The Department of Global Gender and Sexuality Studies is marking the 50th anniversary of women’s studies at UB with a two-day conference entitled “Visionaries and Troublemakers: Women’s, Gender, and Sexuality Studies at 50” on October 28-29.
The first day of the program begins with registration at 9:00 am at 509 O’Brian Hall, North Campus. Day two begins at 9:30 am in Hayes Hall on the South Campus. The conference is free and open to the public, with both in-person and remote options for attendees. Registration information along with the conference schedule and speakers are available online.
The event will reflect on women’s studies at UB while also examining how five decades of teaching and research in the discipline by faculty and students have been part of broader struggles to advance the rights of women and sexual minorities, according to Gwynn Thomas, Associate Professor and Chair of the Department of Global Gender and Sexuality Studies.
“We celebrate the founding of the Women’s Studies College at UB and how this led to the discipline of women’s and gender studies, but we also see this as a means to reflect on what the next 50 years might be like. says Thomas, who is also the organizer of the conference.
Thomas says that women’s studies at the university grew out of activism in the 1960s.
By 1971, the university had begun establishing its Women’s Studies College, which UB officially recognized the following year. These early years brought new voices, perspectives and experiences to the Academy to ask new questions and in turn discover and develop better answers that enriched those communities and the university environment.
“What happened at the UB with women’s studies in the beginning was one of the many radical experiments in higher education that tried to democratize the university,” says Thomas. “Until that point, the experiences of women and underrepresented communities in academia were missing.
“It was not only the absence of faculty members that reflected these communities, but also the lack of knowledge produced and taught about these communities.”

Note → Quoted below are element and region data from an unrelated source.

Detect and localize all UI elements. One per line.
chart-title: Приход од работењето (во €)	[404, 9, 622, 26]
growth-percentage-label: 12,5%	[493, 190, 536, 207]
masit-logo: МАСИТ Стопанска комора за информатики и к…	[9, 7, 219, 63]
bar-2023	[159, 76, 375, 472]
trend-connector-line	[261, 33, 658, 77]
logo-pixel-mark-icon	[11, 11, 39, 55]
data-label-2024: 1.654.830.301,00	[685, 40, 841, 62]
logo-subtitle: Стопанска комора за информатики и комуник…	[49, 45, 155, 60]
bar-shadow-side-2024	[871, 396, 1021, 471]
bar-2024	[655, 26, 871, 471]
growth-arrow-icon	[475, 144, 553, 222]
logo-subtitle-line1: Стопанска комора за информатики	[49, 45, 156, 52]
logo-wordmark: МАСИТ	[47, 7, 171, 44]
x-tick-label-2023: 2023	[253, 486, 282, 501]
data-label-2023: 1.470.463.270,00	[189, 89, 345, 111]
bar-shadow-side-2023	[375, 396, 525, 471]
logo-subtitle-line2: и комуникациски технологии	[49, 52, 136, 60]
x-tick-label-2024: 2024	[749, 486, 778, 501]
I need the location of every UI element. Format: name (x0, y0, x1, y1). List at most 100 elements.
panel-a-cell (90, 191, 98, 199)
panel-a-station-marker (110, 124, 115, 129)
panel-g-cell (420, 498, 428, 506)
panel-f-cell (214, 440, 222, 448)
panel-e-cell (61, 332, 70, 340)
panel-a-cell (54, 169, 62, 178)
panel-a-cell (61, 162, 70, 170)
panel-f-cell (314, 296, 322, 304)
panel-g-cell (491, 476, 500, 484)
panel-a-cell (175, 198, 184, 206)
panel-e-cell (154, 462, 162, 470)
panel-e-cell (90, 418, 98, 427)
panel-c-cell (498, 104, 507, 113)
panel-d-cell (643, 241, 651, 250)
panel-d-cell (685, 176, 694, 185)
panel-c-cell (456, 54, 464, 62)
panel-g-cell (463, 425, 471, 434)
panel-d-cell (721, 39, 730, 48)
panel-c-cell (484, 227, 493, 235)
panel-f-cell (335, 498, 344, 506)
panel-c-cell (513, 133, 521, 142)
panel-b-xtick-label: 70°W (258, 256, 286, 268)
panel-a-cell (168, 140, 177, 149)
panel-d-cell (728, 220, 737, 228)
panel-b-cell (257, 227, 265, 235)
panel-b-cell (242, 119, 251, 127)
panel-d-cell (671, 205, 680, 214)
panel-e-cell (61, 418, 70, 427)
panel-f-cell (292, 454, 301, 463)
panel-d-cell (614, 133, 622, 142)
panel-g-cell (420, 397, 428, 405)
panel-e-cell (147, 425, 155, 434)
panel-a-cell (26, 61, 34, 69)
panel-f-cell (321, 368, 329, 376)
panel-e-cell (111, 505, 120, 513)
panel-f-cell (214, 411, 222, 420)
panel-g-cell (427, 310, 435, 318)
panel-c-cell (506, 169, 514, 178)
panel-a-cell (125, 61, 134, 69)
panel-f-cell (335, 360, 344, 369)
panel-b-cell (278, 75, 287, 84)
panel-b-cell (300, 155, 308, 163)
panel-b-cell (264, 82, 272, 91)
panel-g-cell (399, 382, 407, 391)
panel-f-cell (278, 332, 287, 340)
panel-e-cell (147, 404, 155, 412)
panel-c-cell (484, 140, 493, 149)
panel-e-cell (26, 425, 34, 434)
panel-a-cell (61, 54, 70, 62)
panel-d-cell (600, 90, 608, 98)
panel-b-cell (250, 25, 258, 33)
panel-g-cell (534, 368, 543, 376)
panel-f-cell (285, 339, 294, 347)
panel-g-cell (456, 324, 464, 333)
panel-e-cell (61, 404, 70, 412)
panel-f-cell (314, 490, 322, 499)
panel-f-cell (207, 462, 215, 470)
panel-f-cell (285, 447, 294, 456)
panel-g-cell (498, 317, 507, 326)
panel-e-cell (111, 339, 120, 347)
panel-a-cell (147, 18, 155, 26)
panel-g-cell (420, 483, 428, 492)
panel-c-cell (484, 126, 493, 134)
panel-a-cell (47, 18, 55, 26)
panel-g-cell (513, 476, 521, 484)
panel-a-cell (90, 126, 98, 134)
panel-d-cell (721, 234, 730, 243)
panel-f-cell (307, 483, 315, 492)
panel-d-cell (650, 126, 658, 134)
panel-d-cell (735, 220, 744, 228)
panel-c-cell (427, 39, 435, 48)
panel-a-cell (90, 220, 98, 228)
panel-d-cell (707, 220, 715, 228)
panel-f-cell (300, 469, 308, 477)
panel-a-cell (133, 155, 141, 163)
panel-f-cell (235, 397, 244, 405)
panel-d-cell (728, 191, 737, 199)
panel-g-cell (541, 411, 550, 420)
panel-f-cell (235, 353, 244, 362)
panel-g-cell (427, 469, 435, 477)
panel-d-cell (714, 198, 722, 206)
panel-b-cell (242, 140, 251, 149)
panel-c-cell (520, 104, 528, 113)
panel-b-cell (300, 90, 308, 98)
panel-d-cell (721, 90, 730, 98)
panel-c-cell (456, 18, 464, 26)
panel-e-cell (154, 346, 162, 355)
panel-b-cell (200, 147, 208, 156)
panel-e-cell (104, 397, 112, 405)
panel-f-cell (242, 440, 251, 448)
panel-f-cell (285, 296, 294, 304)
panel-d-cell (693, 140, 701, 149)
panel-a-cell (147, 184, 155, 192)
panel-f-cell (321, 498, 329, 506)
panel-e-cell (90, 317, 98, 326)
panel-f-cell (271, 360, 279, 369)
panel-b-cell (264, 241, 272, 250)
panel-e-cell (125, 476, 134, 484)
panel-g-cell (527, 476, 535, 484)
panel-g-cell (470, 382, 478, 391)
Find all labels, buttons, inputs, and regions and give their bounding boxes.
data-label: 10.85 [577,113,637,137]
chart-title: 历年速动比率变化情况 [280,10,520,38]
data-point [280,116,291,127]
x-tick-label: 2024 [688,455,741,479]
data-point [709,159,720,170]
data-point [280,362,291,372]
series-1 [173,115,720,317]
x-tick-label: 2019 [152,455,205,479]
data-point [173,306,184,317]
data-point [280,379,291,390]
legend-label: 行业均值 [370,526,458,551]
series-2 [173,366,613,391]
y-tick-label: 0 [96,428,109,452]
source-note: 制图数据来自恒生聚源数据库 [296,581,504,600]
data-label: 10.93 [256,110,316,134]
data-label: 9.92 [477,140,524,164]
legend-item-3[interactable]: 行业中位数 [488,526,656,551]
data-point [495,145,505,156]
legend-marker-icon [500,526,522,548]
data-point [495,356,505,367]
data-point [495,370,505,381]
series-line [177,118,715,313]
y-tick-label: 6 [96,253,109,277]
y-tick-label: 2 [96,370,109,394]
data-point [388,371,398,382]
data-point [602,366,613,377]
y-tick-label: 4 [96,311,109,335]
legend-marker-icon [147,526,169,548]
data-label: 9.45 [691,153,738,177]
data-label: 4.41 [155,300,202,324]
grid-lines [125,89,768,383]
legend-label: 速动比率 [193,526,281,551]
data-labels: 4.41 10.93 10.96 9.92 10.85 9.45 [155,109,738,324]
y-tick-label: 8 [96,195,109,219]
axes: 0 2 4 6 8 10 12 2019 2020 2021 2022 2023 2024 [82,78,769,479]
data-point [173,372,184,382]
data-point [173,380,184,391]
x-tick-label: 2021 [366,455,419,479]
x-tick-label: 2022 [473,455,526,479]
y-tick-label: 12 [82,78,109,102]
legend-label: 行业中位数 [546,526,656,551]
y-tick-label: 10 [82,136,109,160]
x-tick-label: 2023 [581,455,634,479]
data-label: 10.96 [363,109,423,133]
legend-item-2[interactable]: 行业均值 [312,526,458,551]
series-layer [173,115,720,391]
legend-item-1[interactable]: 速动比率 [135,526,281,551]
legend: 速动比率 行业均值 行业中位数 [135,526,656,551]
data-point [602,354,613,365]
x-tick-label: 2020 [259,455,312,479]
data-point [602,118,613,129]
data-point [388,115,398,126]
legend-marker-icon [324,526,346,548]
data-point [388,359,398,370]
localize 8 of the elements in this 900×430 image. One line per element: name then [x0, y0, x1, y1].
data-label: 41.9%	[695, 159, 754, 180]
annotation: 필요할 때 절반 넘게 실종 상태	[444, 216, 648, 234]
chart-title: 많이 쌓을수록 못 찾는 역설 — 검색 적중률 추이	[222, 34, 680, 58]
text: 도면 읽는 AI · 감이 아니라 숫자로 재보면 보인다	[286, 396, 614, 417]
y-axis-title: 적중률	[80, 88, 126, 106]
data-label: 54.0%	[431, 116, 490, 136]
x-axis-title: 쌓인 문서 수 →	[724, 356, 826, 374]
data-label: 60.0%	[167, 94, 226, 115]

Women’s Studies is an engaged voice at the UB that has been concerned with the lived experiences of women in society and as producers of knowledge since its inception. The discipline existed in various entities, beginning with the Women’s Studies College and later under a reorganization along with other university colleges into the Department of Women’s Studies in 1997 before taking shape as today’s Global Gender and Sexuality Studies, which is a Bachelor of Arts degree , Master of Arts and PhD in Global Gender Studies.
“Our survival is one of our many achievements,” says Thomas. “We are present and have trained generations of students in feminist and gender theory. The overall educational experience at the UB is richer through this work.”
But Thomas emphasizes that the conference is a public event and is not designed exclusively for students and researchers.
“We’re going to have a whole range of interesting questions that touch on the many challenges we face today,” she says. “How do we create knowledge; How do we ensure knowledge is inclusive in a way that respects the experiences of diverse communities? And we’re going to talk about the connections between academics and activism. How do we use our best knowledge and skills to think critically and create the framework to address the issues we face today?”
Women’s Studies is a discipline that deals directly with some of the most pressing issues facing society today.
“Of the fall of Roe v. Wade, to attacks on women’s rights and sexual minorities, to fears of critical race theory being in reality an attack on public education, women’s studies as a discipline has been a central part of the discussion of the issues, and there’s plenty to admit for all learn from the conversations we have planned over the two days of the conference,” says Thomas.
Thomas says the discipline of women’s studies will continue its commitment to creating a better world through activism and scholarship within the discipline.
“We’ve accomplished a lot in 50 years, but I hope that in 50 years we’ll be in a better place,” she says. “We are all excited for the opportunity to celebrate this anniversary, and we invite everyone in the community to come to the conference and participate in our discussions.”